Wildcat gold-mining stokes tension in Bolivia

STORY: This is the moment wildcat gold-miners in Bolivia threw stones at Senator Cecilia Requena as she visited a tiny settlement along the Beni River in the north, a hotspot for the illegal practice.

Tensions are rising in the country's Amazon between small-scale prospectors and local indigenous groups over a boom in unregulated gold-mining, driving a surge in imports of mercury used to extract the precious metal.

The South American nation has seen gold production spike in the last five years.

Centrist lawmaker Requena has become a vocal activist, trying to set rules to curb wildcat mining in the area.

"Miners say they have the right to carry out mining and nobody can take that away from them.
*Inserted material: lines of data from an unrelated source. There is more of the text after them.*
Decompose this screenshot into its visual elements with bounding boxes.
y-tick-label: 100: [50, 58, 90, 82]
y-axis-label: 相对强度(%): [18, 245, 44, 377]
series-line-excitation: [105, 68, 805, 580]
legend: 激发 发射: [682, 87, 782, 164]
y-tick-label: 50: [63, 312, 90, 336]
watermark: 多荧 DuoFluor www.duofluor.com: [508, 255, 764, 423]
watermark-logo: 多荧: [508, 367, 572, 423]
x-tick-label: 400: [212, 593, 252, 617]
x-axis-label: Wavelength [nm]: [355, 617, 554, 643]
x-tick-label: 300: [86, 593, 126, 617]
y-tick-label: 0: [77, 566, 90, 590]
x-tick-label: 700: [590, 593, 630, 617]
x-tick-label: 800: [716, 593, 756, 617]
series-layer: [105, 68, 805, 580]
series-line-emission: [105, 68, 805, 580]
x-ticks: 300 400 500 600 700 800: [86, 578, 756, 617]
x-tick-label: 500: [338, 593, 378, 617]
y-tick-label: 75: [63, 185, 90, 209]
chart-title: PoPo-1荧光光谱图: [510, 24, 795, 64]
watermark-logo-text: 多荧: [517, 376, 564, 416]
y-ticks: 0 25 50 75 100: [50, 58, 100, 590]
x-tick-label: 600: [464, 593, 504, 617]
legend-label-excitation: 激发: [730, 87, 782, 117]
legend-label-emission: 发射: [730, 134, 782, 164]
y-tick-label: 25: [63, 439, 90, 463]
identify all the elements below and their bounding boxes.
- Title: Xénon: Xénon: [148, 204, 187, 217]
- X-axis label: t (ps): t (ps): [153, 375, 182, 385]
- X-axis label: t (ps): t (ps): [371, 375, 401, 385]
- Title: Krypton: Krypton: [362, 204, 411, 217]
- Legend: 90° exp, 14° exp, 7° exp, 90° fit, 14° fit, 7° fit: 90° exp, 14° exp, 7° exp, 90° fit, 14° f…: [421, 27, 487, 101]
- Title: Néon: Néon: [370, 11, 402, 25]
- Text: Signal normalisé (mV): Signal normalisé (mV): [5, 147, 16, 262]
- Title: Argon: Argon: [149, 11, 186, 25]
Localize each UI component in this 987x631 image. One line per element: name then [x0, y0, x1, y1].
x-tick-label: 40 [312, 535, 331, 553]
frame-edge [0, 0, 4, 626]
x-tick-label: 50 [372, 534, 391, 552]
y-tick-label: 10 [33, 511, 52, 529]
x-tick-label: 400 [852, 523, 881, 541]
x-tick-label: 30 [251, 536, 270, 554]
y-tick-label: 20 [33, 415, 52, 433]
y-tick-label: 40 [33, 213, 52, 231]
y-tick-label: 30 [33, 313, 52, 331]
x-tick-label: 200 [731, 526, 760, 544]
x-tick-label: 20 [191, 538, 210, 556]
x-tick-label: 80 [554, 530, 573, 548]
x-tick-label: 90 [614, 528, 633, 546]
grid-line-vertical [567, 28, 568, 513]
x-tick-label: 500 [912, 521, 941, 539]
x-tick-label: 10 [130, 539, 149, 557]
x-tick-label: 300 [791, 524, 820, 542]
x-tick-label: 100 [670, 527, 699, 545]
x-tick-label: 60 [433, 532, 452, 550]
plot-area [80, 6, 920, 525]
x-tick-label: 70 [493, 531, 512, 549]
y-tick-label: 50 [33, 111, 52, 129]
They say: 'We will fight and use violence if necessary.' Unfortunately, we have received threats."

The rise in wildcat mining has seen Bolivia become the world's top importer of mercury since 2019, according to the Observatory of Economic Complexity.

Experts say its growth reflects how the industry has boomed.

Officials and indigenous leaders are worried about how the mining is impacting the local environment and waterways.

It is also encroaching on indigenous lands, as has happened in the Amazon in Peru and Brazil.

Marcos Orellana is the U.N. Special Rapporteur on toxics and human rights:

"The use of mercury in gold mining has severe impacts on environmental protection, deforestation and especially on the rights of indigenous people that are contaminated because of the waters they use for sanitation, and especially because of the fish they eat in the rivers that have become contaminated by mercury."

For indigenous people living in Bolivia's Amazon, their health and livelihood is on the line.

Isidro Flores is the head of the Correo Indigenous Community:

"We also know they use mercury in that river, so it's totally polluted here. We can't even take a bath or drink water like before, we used to fish there and now you can't anymore."

Bolivia's mining ministry did not respond to requests for comment by Reuters for this story.